With every Sentiment of Respect I have the Honor to be your Excellency’s most obedient & humble Servant.

Robt Morris
S.I. of Finances

His Excellency Benjamin Franklin Esqr: Minr: plenipy: of the U.S. of Am: at Passy

Endorsed: Robert Morris Esq July 13, 14, 19 & 21. 1781  Finances

[Note numbering follows the Franklin Papers source.]

5It is written beneath copies of Morris’ letters of July 13, 14, and 19.

6The Pennsylvania legislature’s financial policies are discussed in Morris Papers, I, 180–1, 366n; Robert L. Brunhouse, The Counter-Revolution in Pennsylvania, 1776–1790 (Harrisburg, 1942), pp. 98–9.

7On Oct. 7, 1779, Congress had assessed Pennsylvania a monthly quota of $2,300,000 and this quota was renewed the following March 18. Three weeks before the renewal it had also assigned Pennsylvania a quota of supplies: JCC, XV, 1150; XVI, 196, 263–7. Morris was placed in charge of Pennsylvania’s financial relations with Congress on June 25: Morris Papers, I, 181.
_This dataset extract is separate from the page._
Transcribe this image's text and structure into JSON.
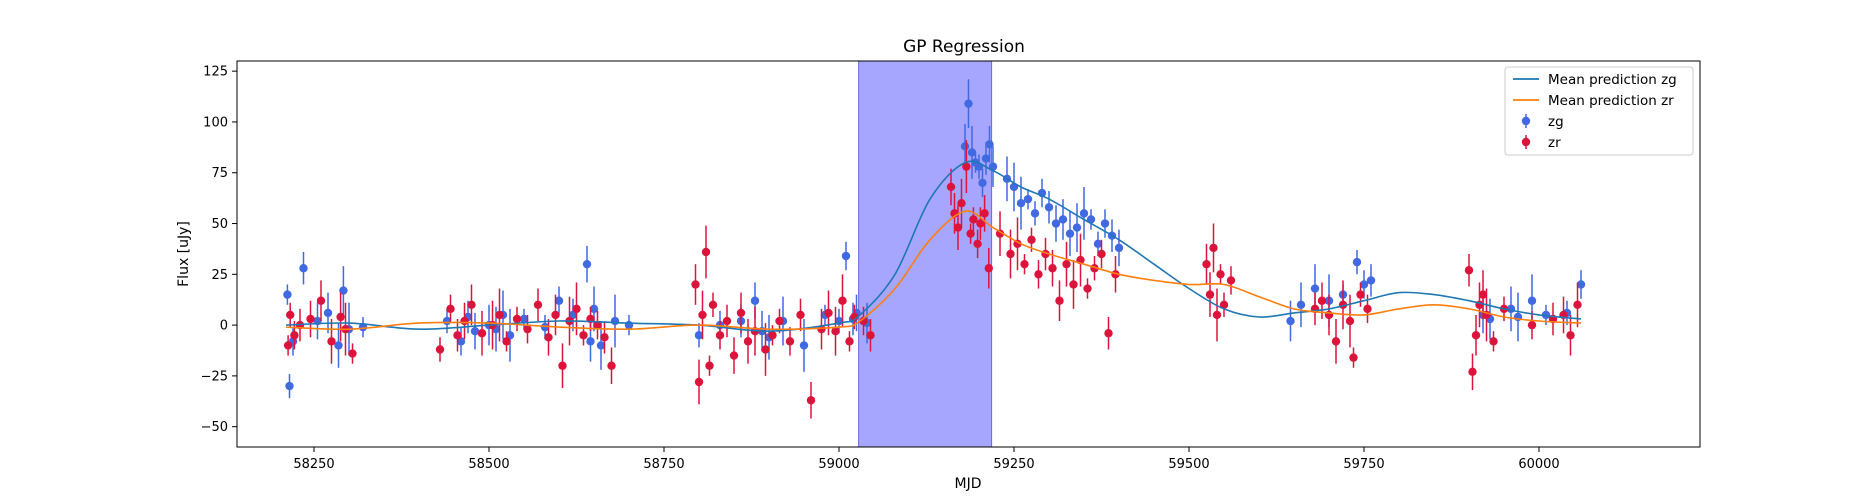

8XXXIV, 98–9. In return for the money, Congress was expected to provide supplies to Rochambeau’s army: XXXIV, 36–8.

9François-Louis-Arthur Thibault (or Thibaut), comte de Ménonville (1740–1816), aide-major général on Rochambeau’s staff: Rice and Brown, eds., Rochambeau’s Army, I, 316; Bodinier, Dictionnaire, p. 456.

1Washington also opposed the plan: XXXIV, 99n. Ménonville’s meeting with Morris and Washington is described in Lee Kennett, The French Forces in America, 1780–1783 (Westport, Conn., and London, 1977), p. 83.